Thanks Richard,

the "rounding claim" was my mistake (as I replied to Martin), I should said "truncates toward zero" as you explain.

However, my point was that these two mathematical functions should be defined in the documentation, as you also say. And I was surprised that there is no consensus regarding the definition of such elementary functions.

Göran

On 2022-12-20 03:01, Richard O'Keefe wrote:
The Fortran '08 standard says <<
One operand of type integer may be divided by another operand of type integer. Although the mathematical quotient of two integers is not necessarily an integer, Table 7.2 specifies that an expression involving the division operator with two operands of type integer is interpreted as an expression of type integer. The result of such an operation is the integer closest to the mathematical quotient and between zero and the mathematical quotient
inclusively. >>
Another way to say this is that integer division in
Fortran TRUNCATES towards zero.  It does not round and
never has.

C carefully left the behaviour of integer division (/)
unspecified, but introduced the div(,) function with the
same effect as Fortran (/).  Later versions of the C
standard tightened this up, and the C17 standard reads <<
The result of the / operator is the quotient from the division of the first operand by the second; the result of the % operator is the remainder.
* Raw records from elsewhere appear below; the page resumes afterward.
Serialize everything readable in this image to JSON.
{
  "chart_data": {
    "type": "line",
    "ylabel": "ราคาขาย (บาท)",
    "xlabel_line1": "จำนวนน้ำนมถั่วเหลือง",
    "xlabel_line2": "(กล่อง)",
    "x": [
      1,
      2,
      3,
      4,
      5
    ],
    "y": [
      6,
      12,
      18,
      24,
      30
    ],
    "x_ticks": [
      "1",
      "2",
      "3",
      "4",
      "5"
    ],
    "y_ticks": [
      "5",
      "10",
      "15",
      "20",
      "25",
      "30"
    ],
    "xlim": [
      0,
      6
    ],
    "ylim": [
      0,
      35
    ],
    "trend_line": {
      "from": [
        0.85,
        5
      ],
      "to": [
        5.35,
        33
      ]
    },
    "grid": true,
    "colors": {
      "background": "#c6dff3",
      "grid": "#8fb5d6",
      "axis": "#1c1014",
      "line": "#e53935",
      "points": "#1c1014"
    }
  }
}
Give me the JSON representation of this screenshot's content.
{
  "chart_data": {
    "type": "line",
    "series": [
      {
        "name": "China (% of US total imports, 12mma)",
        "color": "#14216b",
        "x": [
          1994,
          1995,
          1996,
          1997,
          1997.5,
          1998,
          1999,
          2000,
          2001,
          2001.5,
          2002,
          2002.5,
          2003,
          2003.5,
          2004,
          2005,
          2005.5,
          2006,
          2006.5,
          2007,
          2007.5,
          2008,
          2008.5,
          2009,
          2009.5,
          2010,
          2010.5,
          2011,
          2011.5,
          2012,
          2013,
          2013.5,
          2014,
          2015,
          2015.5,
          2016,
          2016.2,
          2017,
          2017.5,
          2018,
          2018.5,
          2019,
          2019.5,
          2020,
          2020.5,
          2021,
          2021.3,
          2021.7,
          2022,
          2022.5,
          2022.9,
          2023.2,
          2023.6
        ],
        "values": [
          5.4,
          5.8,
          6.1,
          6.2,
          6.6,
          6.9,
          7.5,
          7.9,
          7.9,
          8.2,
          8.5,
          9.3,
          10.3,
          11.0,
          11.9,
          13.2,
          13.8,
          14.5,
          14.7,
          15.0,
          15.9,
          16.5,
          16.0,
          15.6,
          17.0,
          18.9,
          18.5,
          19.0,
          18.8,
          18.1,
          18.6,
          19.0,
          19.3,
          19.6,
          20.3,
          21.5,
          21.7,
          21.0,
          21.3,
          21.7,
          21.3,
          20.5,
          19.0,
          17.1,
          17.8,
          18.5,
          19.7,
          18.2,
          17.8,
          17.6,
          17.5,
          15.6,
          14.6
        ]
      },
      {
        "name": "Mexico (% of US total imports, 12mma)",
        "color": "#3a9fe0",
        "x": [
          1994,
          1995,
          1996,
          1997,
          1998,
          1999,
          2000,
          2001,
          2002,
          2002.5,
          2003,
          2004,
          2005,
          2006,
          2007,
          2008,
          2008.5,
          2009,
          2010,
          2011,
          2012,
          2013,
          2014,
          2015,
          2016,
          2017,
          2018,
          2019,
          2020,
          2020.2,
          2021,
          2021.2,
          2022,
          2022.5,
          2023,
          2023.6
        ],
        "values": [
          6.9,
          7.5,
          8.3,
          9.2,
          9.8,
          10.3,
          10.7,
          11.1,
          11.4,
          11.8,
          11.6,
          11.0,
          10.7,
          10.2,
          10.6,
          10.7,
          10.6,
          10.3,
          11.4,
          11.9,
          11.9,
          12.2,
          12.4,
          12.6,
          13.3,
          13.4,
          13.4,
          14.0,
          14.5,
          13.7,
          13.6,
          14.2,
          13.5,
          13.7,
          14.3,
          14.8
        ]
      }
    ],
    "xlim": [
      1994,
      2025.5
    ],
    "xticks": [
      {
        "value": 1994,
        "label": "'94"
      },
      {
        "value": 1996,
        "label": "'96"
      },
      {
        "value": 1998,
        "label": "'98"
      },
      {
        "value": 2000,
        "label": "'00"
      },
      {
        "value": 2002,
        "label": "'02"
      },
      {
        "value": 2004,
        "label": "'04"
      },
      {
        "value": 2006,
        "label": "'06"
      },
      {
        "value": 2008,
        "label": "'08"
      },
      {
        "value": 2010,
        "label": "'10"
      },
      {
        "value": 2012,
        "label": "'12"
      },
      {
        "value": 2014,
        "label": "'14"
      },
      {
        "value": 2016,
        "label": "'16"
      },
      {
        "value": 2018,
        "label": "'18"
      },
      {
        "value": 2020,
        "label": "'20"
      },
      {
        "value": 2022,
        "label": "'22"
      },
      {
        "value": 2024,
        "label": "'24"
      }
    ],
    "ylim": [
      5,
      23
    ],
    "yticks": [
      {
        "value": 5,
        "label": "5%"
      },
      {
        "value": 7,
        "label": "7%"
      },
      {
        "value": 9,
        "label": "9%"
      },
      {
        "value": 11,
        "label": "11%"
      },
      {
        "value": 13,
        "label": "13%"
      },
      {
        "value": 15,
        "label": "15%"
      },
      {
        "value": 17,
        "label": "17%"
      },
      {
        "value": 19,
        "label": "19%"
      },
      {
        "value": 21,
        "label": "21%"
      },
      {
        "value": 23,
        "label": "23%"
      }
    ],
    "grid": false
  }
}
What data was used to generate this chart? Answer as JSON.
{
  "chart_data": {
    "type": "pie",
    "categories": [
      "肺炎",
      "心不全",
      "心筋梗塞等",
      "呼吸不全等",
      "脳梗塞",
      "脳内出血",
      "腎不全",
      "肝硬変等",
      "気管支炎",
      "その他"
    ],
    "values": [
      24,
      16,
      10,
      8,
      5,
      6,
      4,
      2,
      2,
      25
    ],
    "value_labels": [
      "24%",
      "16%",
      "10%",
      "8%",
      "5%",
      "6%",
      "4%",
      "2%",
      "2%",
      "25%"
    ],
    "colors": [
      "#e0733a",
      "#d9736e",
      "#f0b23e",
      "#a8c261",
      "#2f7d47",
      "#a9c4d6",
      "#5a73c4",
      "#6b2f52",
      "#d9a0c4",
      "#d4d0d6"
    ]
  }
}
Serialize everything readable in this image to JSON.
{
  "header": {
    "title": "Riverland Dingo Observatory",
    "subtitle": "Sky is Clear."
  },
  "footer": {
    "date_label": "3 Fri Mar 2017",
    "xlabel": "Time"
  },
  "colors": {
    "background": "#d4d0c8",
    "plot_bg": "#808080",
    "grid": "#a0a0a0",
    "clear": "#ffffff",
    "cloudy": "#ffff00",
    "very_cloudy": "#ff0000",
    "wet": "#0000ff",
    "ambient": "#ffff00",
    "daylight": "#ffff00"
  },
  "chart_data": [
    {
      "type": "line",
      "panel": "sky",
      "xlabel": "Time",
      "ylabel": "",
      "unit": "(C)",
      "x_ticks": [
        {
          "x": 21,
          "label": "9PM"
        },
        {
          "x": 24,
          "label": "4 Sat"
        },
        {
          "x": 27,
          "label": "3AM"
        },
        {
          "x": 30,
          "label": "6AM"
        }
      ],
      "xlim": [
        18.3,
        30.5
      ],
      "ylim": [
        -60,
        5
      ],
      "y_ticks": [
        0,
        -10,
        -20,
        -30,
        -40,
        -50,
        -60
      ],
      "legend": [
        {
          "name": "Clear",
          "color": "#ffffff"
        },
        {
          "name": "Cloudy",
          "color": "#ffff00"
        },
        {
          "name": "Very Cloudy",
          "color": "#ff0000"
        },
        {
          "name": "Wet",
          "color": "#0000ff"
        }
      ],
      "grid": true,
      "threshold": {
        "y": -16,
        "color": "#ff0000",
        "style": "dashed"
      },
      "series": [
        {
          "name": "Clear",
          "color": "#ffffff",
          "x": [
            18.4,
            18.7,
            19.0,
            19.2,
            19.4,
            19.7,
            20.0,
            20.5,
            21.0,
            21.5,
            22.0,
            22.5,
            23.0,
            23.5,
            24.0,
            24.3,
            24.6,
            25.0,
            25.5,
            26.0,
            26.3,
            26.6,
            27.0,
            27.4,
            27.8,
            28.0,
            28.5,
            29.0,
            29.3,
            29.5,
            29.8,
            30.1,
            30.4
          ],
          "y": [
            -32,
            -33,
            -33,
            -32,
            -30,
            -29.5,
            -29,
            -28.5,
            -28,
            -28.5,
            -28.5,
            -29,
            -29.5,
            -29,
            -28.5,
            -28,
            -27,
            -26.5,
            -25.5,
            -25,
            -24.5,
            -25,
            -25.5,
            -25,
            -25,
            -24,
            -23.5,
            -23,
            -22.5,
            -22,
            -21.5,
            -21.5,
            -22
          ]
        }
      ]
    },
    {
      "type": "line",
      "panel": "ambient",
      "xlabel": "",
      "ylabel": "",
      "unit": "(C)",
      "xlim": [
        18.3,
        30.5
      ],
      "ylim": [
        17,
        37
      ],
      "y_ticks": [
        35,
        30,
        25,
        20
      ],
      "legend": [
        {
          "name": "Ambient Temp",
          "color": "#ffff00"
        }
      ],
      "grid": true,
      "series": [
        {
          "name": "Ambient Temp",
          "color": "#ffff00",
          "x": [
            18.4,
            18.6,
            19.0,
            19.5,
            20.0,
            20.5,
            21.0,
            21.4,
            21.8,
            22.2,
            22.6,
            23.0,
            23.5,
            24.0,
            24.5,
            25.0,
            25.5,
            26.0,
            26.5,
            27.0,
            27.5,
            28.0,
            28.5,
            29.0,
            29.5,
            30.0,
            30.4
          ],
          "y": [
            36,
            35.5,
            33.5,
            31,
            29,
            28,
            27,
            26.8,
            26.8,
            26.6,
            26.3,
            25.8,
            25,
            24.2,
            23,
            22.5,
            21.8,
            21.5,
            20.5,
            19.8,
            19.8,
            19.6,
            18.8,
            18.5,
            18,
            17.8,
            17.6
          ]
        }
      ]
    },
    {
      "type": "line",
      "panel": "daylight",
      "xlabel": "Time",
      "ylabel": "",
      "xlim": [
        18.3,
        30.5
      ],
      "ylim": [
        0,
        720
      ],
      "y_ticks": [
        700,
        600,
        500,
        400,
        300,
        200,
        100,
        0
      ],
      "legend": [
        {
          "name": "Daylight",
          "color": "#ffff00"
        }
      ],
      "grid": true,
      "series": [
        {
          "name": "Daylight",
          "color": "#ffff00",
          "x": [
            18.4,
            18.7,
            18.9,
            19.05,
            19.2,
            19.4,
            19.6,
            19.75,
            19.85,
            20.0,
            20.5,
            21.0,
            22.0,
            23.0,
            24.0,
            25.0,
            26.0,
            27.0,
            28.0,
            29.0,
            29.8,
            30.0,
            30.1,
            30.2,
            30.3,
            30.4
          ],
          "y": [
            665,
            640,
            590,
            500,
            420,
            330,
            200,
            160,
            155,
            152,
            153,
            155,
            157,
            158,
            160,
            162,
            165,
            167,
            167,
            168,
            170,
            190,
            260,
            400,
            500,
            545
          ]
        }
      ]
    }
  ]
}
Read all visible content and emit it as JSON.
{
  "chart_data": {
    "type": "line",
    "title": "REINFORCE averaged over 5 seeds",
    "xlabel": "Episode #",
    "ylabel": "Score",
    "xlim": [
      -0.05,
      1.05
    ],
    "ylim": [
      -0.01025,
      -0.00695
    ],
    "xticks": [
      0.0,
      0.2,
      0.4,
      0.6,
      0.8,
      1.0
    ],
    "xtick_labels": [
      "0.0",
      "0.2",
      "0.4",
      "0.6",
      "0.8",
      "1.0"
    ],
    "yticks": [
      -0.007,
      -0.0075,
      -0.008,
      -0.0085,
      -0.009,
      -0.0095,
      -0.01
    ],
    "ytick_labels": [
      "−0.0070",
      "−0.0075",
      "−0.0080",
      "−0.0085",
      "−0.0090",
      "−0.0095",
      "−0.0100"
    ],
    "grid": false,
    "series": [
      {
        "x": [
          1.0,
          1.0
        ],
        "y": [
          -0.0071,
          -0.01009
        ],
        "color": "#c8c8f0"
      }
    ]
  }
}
In both operations, if the value of the second operand is
zero, the behavior is undefined.
When integers are divided, the result of the / operator is the algebraic quotient with any fractional part discarded. 107) If the quotient a/b is representable, the expression (a/b)*b + a%b shall equal a ;
otherwise, the behavior of both a/b and a%b is undefined.>>

That is, C17 TRUNCATES the result of division towards
zero.  I don't know of any C compiler that rounds,
certainly gcc does not.


The Java 15 Language Specification says
<< Integer division rounds toward 0. >>
which also specified truncating division.


The help for ?"%/%" does not say what the result is.
Or if it does, I can't find it.  Either way, this is
a defect in the documentation.  It needs to be spelled
out very clearly.
R version 4.2.2 Patched (2022-11-10 r83330) -- "Innocent and Trusting"
 > c(-8,8) %/% 3
[1] -3  2
so we deduce that R *neither* rounds *not* truncates,
but returns the floor of the quotient.
It is widely argued that flooring division is more
generally useful than rounding or truncating division,
but it is admittedly surprising.

On Tue, 20 Dec 2022 at 02:51, Göran Broström <g...@ehar.se <mailto:g...@ehar.se>> wrote:

    I have a long vector x with five-digit codes where the first digit of
    each is of special interest, so I extracted them through

      > y <- x %/% 10000

    but to my surprise y contained the value -1 in some places. It turned
    out that x contains -1 as a symbol for 'missing value' so in effect I
    found that

      > -1 %/% 10000 == -1

    Had to check the help page for "%/%", and the first relevant comment I
    found was:

    "Users are sometimes surprised by the value returned".

    No surprise there. Further down:

    ‘%%’ indicates ‘x mod y’ (“x modulo y”) and ‘%/%’ indicates
           integer division.  It is guaranteed that

           ‘ x == (x %% y) + y * (x %/% y) ’ (up to rounding error)

    I did expect  (a %/% b) to return round(a / b), like gfortran and gcc,
    but instead I get floor(a / b) in R. What is the reason for these
    different definitions? And shouldn't R's definition be documented?